Men who have sex with men (MSM)1 in the Anglophone countries of the Caribbean2 comprise a disproportionate share of the HIV epidemic (Baral et al. 2007; Cáceres et al. 2008a). Although only 4 of the 12 Anglophone Caribbean countries publicly collect HIV prevalence data among MSM, in 3 of these 4 countries (Jamaica, Guyana, and Trinidad and Tobago) researchers report an HIV prevalence of more than 20 percent among MSM (Joint U.N. Programme on HIV/AIDS [UNAIDS] 2008). This data clearly classifies MSM in the Anglophone Caribbean as a most-at-risk population (MARP) for HIV.
Good clinical and public health practice in HIV epidemics recommends channeling resources toward the prevention of infections and illness among MARPs by promoting health, reducing risk, and increasing access to—and utilization of—services. Despite the known extent of HIV among MSM in the Anglophone Caribbean, however, HIV interventions geared toward MSM remain severely underfunded.
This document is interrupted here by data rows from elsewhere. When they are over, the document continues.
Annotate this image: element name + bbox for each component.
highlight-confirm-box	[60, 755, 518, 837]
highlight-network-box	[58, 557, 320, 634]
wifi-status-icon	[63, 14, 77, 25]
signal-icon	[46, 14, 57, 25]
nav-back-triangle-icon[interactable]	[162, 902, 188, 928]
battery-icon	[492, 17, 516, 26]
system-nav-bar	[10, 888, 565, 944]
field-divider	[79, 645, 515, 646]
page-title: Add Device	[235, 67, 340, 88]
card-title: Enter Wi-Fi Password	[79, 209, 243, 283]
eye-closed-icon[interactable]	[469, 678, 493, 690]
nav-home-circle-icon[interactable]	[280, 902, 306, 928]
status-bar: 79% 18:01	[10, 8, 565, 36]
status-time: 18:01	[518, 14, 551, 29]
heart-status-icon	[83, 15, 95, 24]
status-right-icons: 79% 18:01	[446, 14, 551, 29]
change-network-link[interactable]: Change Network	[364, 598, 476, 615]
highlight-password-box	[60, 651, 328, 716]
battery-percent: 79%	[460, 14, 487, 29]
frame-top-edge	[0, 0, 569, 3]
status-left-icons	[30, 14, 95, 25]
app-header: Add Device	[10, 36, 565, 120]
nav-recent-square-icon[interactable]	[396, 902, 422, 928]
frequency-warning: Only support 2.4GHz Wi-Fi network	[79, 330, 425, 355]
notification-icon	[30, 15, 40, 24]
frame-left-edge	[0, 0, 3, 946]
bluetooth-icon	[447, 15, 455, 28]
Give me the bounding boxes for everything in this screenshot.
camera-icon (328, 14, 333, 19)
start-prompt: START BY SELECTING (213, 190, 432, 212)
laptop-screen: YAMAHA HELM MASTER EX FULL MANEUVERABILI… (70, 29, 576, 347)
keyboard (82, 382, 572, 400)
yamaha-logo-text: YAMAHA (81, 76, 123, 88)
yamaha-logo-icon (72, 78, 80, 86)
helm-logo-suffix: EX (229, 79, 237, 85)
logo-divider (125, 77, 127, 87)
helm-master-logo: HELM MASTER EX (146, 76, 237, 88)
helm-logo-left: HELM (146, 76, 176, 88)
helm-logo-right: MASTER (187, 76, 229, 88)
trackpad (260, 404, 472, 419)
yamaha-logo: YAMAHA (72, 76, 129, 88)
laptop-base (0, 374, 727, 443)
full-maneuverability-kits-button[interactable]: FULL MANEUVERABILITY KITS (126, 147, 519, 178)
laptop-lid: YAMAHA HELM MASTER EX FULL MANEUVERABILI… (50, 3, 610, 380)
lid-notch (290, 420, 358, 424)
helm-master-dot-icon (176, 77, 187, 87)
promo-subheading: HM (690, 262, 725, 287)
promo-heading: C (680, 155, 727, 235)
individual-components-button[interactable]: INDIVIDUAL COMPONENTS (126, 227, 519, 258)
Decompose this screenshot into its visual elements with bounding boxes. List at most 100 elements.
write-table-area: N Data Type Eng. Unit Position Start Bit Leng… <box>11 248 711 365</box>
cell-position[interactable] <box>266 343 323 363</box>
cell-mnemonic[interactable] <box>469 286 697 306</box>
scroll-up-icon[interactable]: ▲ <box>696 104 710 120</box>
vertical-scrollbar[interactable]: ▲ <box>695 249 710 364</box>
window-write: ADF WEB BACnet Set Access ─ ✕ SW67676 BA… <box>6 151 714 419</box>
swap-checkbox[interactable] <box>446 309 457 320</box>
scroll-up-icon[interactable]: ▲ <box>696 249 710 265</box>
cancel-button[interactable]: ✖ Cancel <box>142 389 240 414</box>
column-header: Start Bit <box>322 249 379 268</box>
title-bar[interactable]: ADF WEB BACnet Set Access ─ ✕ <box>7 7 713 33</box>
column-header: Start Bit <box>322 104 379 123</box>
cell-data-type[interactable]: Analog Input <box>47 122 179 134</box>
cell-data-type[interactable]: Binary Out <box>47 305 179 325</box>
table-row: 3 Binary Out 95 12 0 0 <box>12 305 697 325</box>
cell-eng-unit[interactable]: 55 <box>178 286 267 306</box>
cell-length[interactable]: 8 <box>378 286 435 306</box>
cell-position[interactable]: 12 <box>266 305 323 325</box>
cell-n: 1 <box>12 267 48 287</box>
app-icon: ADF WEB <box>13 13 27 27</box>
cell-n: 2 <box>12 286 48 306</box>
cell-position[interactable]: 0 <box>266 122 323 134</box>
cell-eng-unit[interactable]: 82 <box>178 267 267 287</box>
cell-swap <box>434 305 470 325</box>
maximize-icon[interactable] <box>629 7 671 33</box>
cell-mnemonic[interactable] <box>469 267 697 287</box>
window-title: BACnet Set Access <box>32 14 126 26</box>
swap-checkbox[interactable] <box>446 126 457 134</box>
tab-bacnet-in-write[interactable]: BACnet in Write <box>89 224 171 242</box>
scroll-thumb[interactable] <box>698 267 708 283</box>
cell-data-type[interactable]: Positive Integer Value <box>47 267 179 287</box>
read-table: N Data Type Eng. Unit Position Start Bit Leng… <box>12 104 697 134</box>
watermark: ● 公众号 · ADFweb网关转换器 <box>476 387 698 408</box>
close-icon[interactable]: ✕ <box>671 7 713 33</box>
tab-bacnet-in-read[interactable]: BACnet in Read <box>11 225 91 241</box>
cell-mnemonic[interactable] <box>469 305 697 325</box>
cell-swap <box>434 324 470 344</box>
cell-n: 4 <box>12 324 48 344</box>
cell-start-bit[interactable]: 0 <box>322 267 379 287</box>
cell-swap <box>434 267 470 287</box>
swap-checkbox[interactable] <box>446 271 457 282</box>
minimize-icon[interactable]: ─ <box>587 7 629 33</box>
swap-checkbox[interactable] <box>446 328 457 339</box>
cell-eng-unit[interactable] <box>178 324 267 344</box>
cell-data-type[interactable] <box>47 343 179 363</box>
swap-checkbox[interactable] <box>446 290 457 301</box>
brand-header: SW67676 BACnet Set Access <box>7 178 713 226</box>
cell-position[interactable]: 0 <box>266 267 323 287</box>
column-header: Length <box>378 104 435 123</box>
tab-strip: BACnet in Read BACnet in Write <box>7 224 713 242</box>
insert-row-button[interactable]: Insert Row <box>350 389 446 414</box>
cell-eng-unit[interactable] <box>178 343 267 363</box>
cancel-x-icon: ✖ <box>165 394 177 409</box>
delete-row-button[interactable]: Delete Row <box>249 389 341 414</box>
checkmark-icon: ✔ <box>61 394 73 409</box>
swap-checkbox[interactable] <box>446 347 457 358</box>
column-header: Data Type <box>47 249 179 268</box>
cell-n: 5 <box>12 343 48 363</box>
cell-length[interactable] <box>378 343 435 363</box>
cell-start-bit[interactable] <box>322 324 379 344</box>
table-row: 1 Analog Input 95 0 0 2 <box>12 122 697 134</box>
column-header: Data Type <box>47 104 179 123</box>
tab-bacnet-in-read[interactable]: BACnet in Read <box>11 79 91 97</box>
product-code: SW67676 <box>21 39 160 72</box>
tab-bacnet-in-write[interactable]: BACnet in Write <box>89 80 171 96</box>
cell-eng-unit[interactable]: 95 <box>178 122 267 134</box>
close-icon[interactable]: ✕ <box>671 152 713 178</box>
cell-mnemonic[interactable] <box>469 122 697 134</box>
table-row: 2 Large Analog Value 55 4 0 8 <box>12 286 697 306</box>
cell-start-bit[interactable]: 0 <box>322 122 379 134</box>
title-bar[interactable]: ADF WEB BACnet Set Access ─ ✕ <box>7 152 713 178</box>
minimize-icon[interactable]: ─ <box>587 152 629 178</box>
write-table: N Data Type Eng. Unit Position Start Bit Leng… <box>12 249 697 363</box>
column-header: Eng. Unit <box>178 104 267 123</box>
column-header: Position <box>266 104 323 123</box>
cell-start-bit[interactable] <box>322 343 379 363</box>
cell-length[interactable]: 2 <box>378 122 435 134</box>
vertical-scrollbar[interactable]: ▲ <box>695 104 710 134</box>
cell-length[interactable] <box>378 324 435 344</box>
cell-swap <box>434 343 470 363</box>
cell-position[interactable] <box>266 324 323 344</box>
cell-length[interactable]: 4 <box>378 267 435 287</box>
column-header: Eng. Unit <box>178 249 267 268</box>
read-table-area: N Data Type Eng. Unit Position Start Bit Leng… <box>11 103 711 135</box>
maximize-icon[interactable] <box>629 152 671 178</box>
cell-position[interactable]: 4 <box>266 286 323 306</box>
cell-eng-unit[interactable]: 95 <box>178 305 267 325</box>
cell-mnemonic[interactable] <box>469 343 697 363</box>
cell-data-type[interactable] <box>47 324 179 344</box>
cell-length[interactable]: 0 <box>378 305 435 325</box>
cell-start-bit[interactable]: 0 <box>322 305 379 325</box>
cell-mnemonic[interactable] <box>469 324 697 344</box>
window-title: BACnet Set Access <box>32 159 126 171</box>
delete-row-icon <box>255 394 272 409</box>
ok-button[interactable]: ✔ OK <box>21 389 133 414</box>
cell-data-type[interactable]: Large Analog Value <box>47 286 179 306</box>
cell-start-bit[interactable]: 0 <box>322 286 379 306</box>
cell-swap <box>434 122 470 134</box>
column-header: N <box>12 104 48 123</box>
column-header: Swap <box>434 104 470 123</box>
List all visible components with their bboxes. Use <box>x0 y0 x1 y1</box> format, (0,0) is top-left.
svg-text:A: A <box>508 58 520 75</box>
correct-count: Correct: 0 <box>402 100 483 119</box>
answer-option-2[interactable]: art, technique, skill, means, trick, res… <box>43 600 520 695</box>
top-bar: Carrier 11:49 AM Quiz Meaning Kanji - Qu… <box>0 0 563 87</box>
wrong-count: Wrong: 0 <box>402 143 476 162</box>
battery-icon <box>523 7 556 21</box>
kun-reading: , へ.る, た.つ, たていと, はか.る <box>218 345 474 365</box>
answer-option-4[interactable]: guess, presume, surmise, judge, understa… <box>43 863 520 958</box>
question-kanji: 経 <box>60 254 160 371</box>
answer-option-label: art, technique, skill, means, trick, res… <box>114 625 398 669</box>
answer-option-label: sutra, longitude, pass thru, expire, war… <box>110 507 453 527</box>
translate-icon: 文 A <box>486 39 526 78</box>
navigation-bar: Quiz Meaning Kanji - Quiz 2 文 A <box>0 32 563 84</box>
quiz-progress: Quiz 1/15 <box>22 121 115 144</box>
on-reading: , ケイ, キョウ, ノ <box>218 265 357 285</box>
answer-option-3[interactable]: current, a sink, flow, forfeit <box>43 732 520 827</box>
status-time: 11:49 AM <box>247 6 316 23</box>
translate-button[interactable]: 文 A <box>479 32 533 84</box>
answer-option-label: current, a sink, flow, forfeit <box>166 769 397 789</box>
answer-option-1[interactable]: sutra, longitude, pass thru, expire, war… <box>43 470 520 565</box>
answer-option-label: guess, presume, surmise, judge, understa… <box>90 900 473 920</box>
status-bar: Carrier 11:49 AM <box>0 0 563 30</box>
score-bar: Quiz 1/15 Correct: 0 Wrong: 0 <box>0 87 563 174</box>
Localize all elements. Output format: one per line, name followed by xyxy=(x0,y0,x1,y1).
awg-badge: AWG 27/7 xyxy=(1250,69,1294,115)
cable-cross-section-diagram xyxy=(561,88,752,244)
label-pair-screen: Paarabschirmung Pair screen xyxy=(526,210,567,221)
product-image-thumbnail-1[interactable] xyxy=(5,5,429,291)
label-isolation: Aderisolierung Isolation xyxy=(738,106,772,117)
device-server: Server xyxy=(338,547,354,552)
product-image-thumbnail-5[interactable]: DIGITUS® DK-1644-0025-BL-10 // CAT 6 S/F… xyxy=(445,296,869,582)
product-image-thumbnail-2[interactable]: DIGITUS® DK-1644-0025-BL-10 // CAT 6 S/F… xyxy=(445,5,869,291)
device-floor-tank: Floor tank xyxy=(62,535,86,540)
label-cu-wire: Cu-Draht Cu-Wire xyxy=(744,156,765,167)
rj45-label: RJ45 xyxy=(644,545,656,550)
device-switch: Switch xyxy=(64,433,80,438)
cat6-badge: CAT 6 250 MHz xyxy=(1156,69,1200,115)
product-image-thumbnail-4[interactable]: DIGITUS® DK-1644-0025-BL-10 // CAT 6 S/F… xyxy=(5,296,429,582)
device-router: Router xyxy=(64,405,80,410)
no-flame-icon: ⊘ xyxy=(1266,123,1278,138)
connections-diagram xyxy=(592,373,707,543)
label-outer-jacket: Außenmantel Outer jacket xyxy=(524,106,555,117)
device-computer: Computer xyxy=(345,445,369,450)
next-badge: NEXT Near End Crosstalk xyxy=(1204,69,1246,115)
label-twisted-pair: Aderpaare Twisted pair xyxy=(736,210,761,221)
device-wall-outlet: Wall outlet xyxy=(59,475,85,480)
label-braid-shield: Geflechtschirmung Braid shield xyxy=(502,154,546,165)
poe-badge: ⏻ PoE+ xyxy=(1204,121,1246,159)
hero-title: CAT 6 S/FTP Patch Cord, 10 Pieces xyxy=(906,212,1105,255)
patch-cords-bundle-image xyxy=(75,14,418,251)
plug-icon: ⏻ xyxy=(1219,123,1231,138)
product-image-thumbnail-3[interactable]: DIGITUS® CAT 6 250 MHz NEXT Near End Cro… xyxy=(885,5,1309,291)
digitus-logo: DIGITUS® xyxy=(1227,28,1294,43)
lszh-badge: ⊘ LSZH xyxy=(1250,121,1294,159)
Foreign assistance and international donors—particularly the Global Fund to Fight AIDS, Tuberculosis and Malaria (GFATM)—provide some funding for programs for MARPs, but the programs that exist do not offer comprehensive services, only bits and pieces (e.g., providing condoms and information, education, and communication materials separately).
A notable lack of human rights protection in the Anglophone Caribbean also impedes efforts to improve the health of MSM (Waters forthcoming). This technical brief provides basic information about HIV programming for MSM in the Anglophone Carib-bean and reviews programming opportunities and resources for regional and local organizations involved in the response to HIV, nongovernmental organizations, U.S. Agency for International Development Mission staff, U.S. Government-funded health program planners and implementers, and other stakeholders including govern-ments and other international donors and agencies.